As arvores que outr'ora em dias de calor
Abrigaram Jesus, cheias de magua e dôr,
Sonhavam, na mudez herculea dos heroes.
Deixaram de cantar todos os rouxinoes,
Um silencio pesado amortalhava o mundo.
Unicamente ao longe o velho mar profundo
Descantava chorando os psalmos da agonia.

Jesus, quasi a expirar, cheio de dôr, sorria.
Os abutres crueis pairavam lentamente
A farejar-lhe o corpo; ás vezes de repente
Uma nuvem toldava a face do luar,
E um clarão de gangrena, estranho, singular,
Lançava sob a cruz uns tons esverdeados.
Crucitavam ao longe os corvos esfaimados;
Mas passado um instante a lua branca e pura
Irrompia outra vez da grande nevoa escura,
E inundavam-se então as chagas de Jesus
Nas pulverisações balsamicas da luz.

No momento em que havia a grande escuridão,
Christo sentiu alguem aproximar-se, e então
Olhou e viu surgir no horror das trevas mudas
O cobarde perfil sacrilego de Judas.
O traidor, contemplando o olhar do Nazareno,
Tão cheio de desdem, tão nobre, tão sereno,
Convulso de terror fugiu... Mas nesse instante
Surgiu-lhe frente a frente um vulto de gigante,
Que bradou:

É chegado emfim o teu castigo

O traidor teve medo e balbuciou:

— Amigo,
Que pretendes de mim? dize, por quem esperas?
Quem és tu?

— O Remorso, um caçador de féras,
Disse o gigante. Eu ando ha mais de seis mil annos
A caçar pelo mundo as almas dos tiranos,
Do traidor, do ladrão, do vil, do scelerado;
E depois de as prender tenho-as encarcerado
Na enormissima jaula atroz da expiação.
E quando eu entro ali na immensa confusão
De tigres, de leões, d'abutres, de chacaes,
De rugidos febris e de gritos bestiaes,
Fica tudo a tremer, quieto de horror e espanto.
Caim baixa a pupilla e vai deitar-se a um canto.
E quando em summa algum dos monstros quer luctar
Azorrago-o co'a luz febril do meu olhar,
Dando-lhe um pontapé, como n'um cão mendigo.
Já sabes quem eu sou, Judas; anda comigo!
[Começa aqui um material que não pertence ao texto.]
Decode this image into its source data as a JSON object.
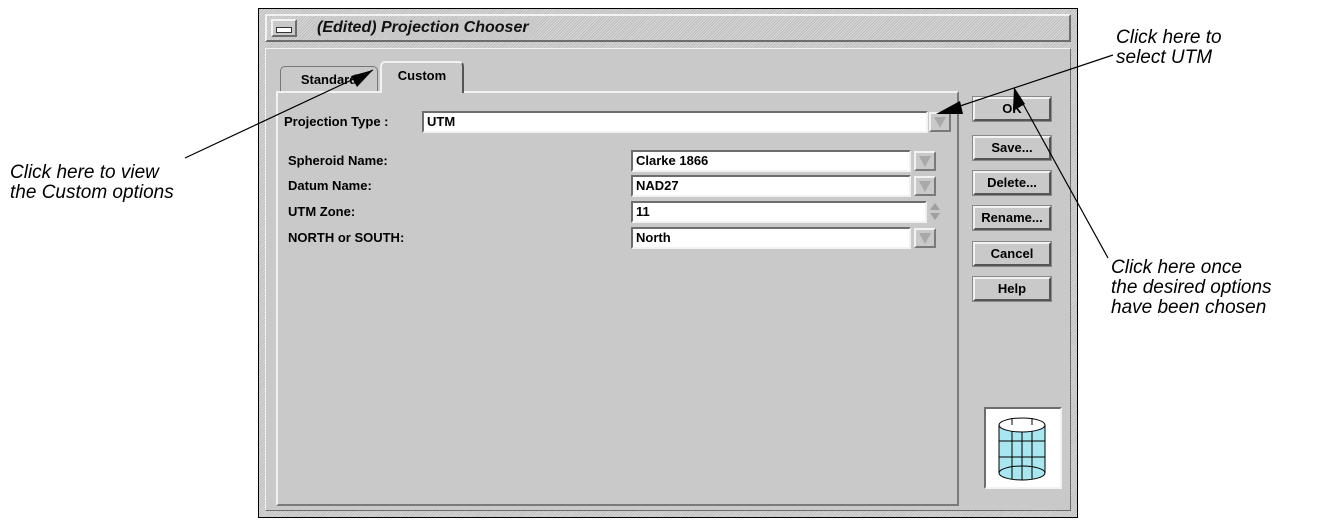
{
  "window": {
    "title": "(Edited) Projection Chooser"
  },
  "tabs": [
    {
      "label": "Standard"
    },
    {
      "label": "Custom"
    }
  ],
  "projection_type": {
    "label": "Projection Type :",
    "value": "UTM"
  },
  "params": [
    {
      "label": "Spheroid Name:",
      "value": "Clarke 1866"
    },
    {
      "label": "Datum Name:",
      "value": "NAD27"
    },
    {
      "label": "UTM Zone:",
      "value": "11"
    },
    {
      "label": "NORTH or SOUTH:",
      "value": "North"
    }
  ],
  "buttons": {
    "ok": "OK",
    "save": "Save...",
    "delete": "Delete...",
    "rename": "Rename...",
    "cancel": "Cancel",
    "help": "Help"
  },
  "icons": {
    "menu": "window-menu-icon",
    "dropdown": "dropdown-arrow-icon",
    "spinner": "spinner-icon",
    "projection": "cylinder-projection-icon"
  },
  "callouts": {
    "custom_tab": [
      "Click here to view",
      "the Custom options"
    ],
    "select_utm": [
      "Click here to",
      "select UTM"
    ],
    "ok_button": [
      "Click here once",
      "the desired options",
      "have been chosen"
    ]
  },
  "colors": {
    "globe_fill": "#a8e6f0",
    "window_gray": "#c9c9c9"
  }
}
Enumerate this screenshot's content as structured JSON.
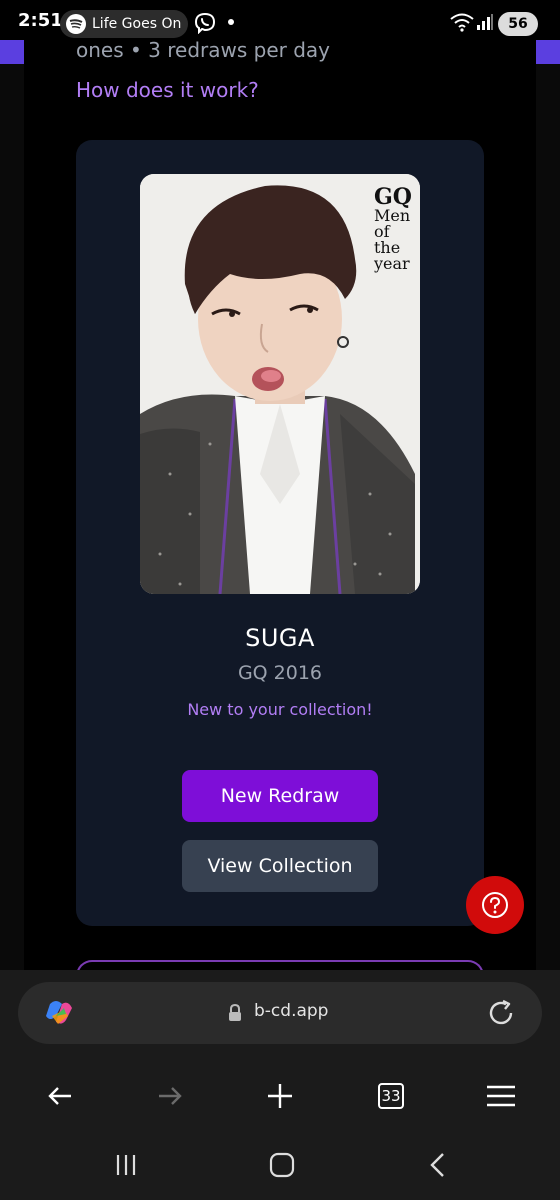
{
  "status_bar": {
    "time": "2:51",
    "media_title": "Life Goes On",
    "battery": "56"
  },
  "page": {
    "intro_text": "ones • 3 redraws per day",
    "how_link": "How does it work?"
  },
  "card": {
    "magazine_brand": "GQ",
    "magazine_tagline": "Men of the year",
    "name": "SUGA",
    "subtitle": "GQ 2016",
    "new_badge": "New to your collection!",
    "new_redraw_label": "New Redraw",
    "view_collection_label": "View Collection"
  },
  "help_button": {
    "icon": "question-icon"
  },
  "browser": {
    "url": "b-cd.app",
    "tabs_count": "33"
  },
  "colors": {
    "accent_purple": "#7e0ed8",
    "link_purple": "#b27ef5",
    "card_bg": "#111827",
    "help_red": "#d10b0b"
  }
}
Como um preso que quer comprar um carcereiro,
Judas tirou do manto a bolça do dinheiro,
Dizendo-lhe:

— Aqui tens, e deixa-me partir...

O gigante fitou-o e começou a rir.

Houve um grande silencio. O infame Iskariote,
Como um negro que vê a ponta d'um chicote,
Tremia. Finalmente o vulto respondeu:

«Judas, podes guardar esse dinheiro; é teu.
O oiro da traição pertence-lhe ao traidor,
Como o riso á innocencia e como o aroma á flôr.
Esse oiro é para ti o eterno pesadello.
Oh! guarda-o, guarda-o bem, que eu quero derretel-o,
E lançar-t'o depois caustico, vivo, ardente,
Lançar-t'o gota a gota, inexoravelmente
Em cima da consciencia, a pudrida, a execravel!
Com elle hei de fundir a algema inquebrantavel,
A grilheta que a tua esqualida memoria
Trará, arrastará pelas galés da Historia,
Durante a eternidade illimitada e calma.
Essa bolsa que ahi tens é o cancro da tua alma:
Já se agarrou a ti, ligou-se ao criminoso,
Como a lepra nojenta ao peito do leproso,
Como o iman ao ferro e o verme á podridão.
Não poderás jámais largal-a da tua mão!
És traidor, assassino, hypocrita, perjuro;
A tua alma lançada em cima d'um monturo
Faria nodoa. És tudo o que ha de mais vil,
Desde o ventre do sapo á baba do reptil.
Sahe da existencia! dize á sombra que te acoite.
Monstro, procura a paz! verme, procura a noite!
Que o sol não veja mais um unico momento
O teu olhar obliquo e o teu perfil nojento.
Esse crime, bandido, é um crime que profana,
Todas as grandes leis da vida universal.
Esconde-te na morte, assim como um chacal
No seu covil. Adeus, causas-me nojo e asco.
Deixo dentro de ti, Judas, o teu carrasco!
És livre; adeus. Já brilha o astro matutino,
E eu, caçador feroz, cumprindo o meu destino,
Continuarei caçando os javalis nos matos.»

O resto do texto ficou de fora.